Here’s what a tool definition looks like (simplified):
{
name: "run_query",
description: "Execute a read-only SQL query against a Cosmos DB container.",
parameters: {
type: "object",
properties: {
database: { type: "string", description: "The database name" },
container: { type: "string", description: "The container name" },
query: { type: "string", description: "The SQL query to execute" },
},
required: ["database", "container", "query"],
},
handler: async (args) => {
return await runQuery(args.database, args.container, args.query);
},
}The SDK takes care of the rest — passing tool definitions to the model, routing tool calls to your handlers, feeding results back into the conversation, and streaming the final response.
Streaming is built into the session. The sidecar subscribes to session events and forwards them over SSE to the Chrome extension, so responses appear token-by-token in the chat panel. Creating a streaming chat session is a few lines:
const session = await client.createSession({
model: "gpt-4.1",
systemMessage: { mode: "append", content: SYSTEM_PROMPT },
tools: getTools(),
streaming: true,
onPermissionRequest: approveAll,
});Session persistence comes for free too. The SDK’s listSessions() and resumeSession() let the extension show chat history and restore previous conversations — the sidecar doesn’t need its own storage layer.
Context-aware — no configuration needed
The extension watches which database and container you have open in the Data Explorer and automatically uses that as context. Ask “show me the top 10 documents” and it knows exactly where to look — no need to specify the target every time.
Try it out
The whole thing runs locally — Chrome extension + a Node.js sidecar + the Cosmos DB vNext emulator in Docker. You’ll need GitHub Copilot and the Copilot CLI set up for auth.
Follow the steps in the GitHub repo to get it running, and start chatting with your database in natural language. It’s a fun demo of how the GitHub Copilot SDK can turn a simple extension into an intelligent agent that understands your data and helps you interact with it seamlessly.
The bigger picture
Cosmos DB Sidekick is one specific use case, but the pattern behind it is general. Define a few tools, hand them to the Copilot SDK, and you get an agent that can reason about when and how to use them — chaining calls, handling errors, and streaming results back to the user. The SDK handles sessions, tool orchestration, and model access; you just bring the domain logic.

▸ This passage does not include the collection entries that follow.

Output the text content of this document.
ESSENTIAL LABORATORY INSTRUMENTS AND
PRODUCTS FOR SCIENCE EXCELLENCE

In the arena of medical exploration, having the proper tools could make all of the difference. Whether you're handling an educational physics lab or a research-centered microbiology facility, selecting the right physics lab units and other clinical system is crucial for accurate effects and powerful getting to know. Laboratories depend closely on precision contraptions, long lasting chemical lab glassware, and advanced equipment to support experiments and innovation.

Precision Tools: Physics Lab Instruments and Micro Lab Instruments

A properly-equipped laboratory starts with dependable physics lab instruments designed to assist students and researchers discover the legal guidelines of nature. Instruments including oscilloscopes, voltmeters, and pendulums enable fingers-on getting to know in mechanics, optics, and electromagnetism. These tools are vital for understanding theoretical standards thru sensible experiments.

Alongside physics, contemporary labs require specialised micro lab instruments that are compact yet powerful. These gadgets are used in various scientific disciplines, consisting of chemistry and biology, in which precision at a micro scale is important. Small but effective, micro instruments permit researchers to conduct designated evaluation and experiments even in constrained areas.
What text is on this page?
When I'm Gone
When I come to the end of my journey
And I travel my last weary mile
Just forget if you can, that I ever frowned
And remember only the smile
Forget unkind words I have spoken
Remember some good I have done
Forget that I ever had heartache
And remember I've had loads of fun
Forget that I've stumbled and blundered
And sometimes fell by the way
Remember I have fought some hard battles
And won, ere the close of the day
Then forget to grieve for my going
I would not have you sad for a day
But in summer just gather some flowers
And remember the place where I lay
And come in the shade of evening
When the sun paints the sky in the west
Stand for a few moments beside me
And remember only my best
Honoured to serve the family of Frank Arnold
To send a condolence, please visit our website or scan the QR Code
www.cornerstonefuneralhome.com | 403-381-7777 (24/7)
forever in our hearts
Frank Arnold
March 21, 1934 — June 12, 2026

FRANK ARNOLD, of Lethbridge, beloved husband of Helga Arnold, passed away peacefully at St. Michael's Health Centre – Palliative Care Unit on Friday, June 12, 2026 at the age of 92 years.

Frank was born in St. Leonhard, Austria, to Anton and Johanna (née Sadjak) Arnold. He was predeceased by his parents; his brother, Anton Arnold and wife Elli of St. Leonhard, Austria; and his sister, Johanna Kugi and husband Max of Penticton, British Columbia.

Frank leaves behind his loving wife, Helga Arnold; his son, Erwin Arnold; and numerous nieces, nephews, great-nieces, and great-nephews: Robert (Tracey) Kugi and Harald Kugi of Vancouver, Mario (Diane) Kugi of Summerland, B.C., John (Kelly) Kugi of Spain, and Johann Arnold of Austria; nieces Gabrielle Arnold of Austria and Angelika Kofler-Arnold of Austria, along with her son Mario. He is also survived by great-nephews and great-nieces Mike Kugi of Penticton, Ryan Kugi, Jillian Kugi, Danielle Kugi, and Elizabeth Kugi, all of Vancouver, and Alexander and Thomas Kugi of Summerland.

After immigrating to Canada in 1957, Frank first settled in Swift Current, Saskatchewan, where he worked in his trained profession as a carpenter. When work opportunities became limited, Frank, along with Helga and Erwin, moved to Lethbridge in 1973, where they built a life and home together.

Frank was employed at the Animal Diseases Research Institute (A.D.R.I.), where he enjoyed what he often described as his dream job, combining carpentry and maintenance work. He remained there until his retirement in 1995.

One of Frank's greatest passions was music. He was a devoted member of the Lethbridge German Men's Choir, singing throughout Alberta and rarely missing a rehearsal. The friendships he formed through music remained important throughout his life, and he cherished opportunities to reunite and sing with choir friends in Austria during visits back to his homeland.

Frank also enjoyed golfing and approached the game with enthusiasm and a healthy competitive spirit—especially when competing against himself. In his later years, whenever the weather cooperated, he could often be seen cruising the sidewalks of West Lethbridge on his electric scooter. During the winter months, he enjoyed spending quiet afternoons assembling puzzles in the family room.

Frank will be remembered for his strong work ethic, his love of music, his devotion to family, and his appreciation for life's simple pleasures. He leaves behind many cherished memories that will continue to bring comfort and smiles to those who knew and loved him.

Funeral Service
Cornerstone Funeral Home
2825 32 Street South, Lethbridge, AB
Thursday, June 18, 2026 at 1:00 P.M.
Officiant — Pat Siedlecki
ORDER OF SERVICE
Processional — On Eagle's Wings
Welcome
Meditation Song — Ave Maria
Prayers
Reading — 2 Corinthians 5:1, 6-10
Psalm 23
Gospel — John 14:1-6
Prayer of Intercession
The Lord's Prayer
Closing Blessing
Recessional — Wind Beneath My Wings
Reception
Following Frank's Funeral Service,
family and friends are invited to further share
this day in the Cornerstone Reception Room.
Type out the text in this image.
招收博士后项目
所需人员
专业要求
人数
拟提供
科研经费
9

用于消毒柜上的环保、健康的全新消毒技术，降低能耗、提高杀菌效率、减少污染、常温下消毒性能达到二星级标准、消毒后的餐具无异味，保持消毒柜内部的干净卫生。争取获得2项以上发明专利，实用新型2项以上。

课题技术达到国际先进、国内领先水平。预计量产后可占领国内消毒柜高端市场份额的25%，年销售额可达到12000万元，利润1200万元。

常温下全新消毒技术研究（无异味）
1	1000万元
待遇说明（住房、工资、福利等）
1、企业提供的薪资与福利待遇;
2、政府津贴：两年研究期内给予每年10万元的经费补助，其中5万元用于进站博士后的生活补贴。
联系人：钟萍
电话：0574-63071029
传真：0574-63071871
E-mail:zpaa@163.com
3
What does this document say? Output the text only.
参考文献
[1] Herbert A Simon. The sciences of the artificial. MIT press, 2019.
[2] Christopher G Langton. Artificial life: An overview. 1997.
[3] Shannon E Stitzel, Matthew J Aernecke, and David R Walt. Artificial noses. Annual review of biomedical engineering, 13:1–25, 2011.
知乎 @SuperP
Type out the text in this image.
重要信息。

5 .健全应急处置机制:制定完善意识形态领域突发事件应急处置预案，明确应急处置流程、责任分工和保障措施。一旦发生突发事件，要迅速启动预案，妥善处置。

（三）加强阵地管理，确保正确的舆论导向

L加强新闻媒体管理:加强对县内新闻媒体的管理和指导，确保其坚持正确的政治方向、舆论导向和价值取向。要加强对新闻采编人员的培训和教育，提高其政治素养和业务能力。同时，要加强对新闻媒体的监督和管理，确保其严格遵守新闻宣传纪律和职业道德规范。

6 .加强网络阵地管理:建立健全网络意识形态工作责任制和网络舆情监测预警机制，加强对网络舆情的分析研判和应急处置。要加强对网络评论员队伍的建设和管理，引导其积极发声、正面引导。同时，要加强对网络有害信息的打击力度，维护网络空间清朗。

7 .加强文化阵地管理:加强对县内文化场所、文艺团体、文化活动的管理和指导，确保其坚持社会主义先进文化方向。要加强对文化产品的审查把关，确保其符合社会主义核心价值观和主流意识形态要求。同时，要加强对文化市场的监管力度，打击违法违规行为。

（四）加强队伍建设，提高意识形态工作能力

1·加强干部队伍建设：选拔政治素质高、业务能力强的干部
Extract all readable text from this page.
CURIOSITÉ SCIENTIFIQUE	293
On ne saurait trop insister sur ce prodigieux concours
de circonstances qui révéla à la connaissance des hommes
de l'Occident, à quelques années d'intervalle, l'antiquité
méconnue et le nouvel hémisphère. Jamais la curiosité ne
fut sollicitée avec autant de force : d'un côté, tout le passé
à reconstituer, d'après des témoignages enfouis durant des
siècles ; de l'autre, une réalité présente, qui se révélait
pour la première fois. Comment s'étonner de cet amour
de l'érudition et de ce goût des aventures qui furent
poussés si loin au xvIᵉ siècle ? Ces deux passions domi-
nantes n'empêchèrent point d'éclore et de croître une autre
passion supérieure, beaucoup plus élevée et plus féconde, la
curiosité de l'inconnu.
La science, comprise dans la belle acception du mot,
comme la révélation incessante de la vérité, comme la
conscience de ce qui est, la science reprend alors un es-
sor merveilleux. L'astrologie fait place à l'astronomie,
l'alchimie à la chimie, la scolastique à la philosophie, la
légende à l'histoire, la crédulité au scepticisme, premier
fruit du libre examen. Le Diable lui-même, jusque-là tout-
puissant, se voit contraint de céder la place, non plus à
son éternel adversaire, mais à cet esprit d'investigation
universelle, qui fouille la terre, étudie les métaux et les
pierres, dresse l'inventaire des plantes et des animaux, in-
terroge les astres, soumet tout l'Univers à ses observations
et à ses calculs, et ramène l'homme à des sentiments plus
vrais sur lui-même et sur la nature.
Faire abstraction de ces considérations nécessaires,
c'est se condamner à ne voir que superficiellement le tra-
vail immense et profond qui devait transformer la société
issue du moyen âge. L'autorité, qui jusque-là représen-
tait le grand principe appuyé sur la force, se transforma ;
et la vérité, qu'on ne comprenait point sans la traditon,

That same pattern works for any data source, any API, any workflow. A CLI that talks to your CI/CD pipeline. A Slack bot that queries your observability stack. A dashboard that lets non-technical teammates explore production metrics in plain English. The building blocks are the same: tools, a system prompt, and a session.
If you’re looking for a starting point, the Copilot SDK has samples for Go, Python, TypeScript, and .NET. Pick your stack and start building.